La nostra vita insieme è davvero la chiave di una fede che riconosce il suo amore
Questo pensiero non si è limitato a un ricordo che, per quanto significativo, lascia le cose dove stanno: le parole vere rivelano la realtà in maniera più profonda, rendono i nostri occhi più acuti. Posso dire che da quel momento ho visto meglio quanto stava accadendo attorno alla mia mamma, quanto accade attorno a chi è nel bisogno, nell’estremo momento della vita. Ho visto come si sono mossi gli amici di casa mia, qui a St. Paul, e delle altre case in America. Ho visto come don Paolo Sottopietra, che era in America in visita alle nostre case, è riuscito ad arrivare per il funerale. Ho visto don Massimo che ha celebrato la messa delle esequie per la mia mamma, che lo ha sempre stimato profondamente. Ho visto con occhi nuovi la presenza di mia sorella Lucia e di mio fratello Flavio, di Paolo e Federica, dei miei cognati e dei nipoti; la presenza discreta e assidua della comunità del Movimento di Legnano, la comunicazione di una quieta amicizia, di una cura. E poi, sui due lati dell’oceano, la mia parrocchia d’origine, San Magno a Legnano, i nostri amici e parrocchiani qui a St. Paul, gli insegnanti e gli studenti della mia scuola. Non faccio questo elenco solo per ringraziare. «È, se opera»: essere accompagnati è uno dei regali più preziosi che il Signore ci fa, e partecipare della sua compagnia attraverso la nostra vita insieme è davvero la chiave di una fede che riconosce il suo amore.
In realtà, questi miracoli li avevo già visti – altrimenti non sarei dove sono –, ma ho trovato una particolare consolazione nel guardare il dolore della sofferenza e della morte di mia madre diluirsi nella compagnia che abbiamo potuto farle, nella gratitudine per la sua vita, la sua educazione e il suo esempio di fede.

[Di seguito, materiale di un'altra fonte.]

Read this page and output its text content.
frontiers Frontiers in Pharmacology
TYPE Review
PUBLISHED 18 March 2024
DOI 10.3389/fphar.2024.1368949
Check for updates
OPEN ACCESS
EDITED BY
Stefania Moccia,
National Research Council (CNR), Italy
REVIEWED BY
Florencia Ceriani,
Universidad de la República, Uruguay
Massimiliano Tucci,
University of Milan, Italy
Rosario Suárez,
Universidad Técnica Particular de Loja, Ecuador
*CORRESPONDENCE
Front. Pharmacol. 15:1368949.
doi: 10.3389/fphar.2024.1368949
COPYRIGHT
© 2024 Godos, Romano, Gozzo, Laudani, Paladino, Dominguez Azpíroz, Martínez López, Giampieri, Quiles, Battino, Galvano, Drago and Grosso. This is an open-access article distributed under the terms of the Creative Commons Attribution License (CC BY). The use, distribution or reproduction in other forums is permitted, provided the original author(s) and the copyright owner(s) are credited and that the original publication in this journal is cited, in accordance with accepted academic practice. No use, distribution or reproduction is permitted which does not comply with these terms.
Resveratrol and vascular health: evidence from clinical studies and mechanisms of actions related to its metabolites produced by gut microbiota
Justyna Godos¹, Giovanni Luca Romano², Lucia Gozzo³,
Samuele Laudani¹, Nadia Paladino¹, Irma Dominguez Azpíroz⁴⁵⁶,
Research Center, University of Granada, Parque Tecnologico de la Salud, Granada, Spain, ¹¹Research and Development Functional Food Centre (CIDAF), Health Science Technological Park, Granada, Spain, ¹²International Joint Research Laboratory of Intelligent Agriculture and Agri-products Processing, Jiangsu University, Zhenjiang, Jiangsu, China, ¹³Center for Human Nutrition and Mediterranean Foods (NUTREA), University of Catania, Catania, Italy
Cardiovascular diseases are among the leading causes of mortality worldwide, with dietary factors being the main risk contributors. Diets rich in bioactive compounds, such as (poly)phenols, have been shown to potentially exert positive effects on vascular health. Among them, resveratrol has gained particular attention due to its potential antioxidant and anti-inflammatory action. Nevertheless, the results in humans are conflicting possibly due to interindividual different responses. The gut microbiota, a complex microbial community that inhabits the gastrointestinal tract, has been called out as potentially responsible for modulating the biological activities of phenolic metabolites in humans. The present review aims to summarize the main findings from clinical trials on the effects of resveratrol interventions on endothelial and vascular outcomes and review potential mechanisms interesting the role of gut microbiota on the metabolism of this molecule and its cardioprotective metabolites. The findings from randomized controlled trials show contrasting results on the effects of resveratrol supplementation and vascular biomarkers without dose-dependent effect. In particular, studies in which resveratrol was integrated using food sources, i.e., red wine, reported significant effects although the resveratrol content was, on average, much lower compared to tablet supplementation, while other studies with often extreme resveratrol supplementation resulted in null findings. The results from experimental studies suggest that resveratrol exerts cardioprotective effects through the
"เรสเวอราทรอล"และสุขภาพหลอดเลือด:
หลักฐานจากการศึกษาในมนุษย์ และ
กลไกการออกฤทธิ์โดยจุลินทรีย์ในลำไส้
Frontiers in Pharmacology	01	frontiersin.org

La resistenza di fronte al dolore, alla paura, all’incognita di quell’altro cui il Signore allude nel suo dialogo con Pietro, si scioglie nell’affidamento che ho visto nella mia mamma accompagnata e in me, a mia volta accompagnato quando dovevo accompagnare. L’estremità delle situazioni rende solo più evidente il Mistero buono che ultimamente ci abbraccia tutti.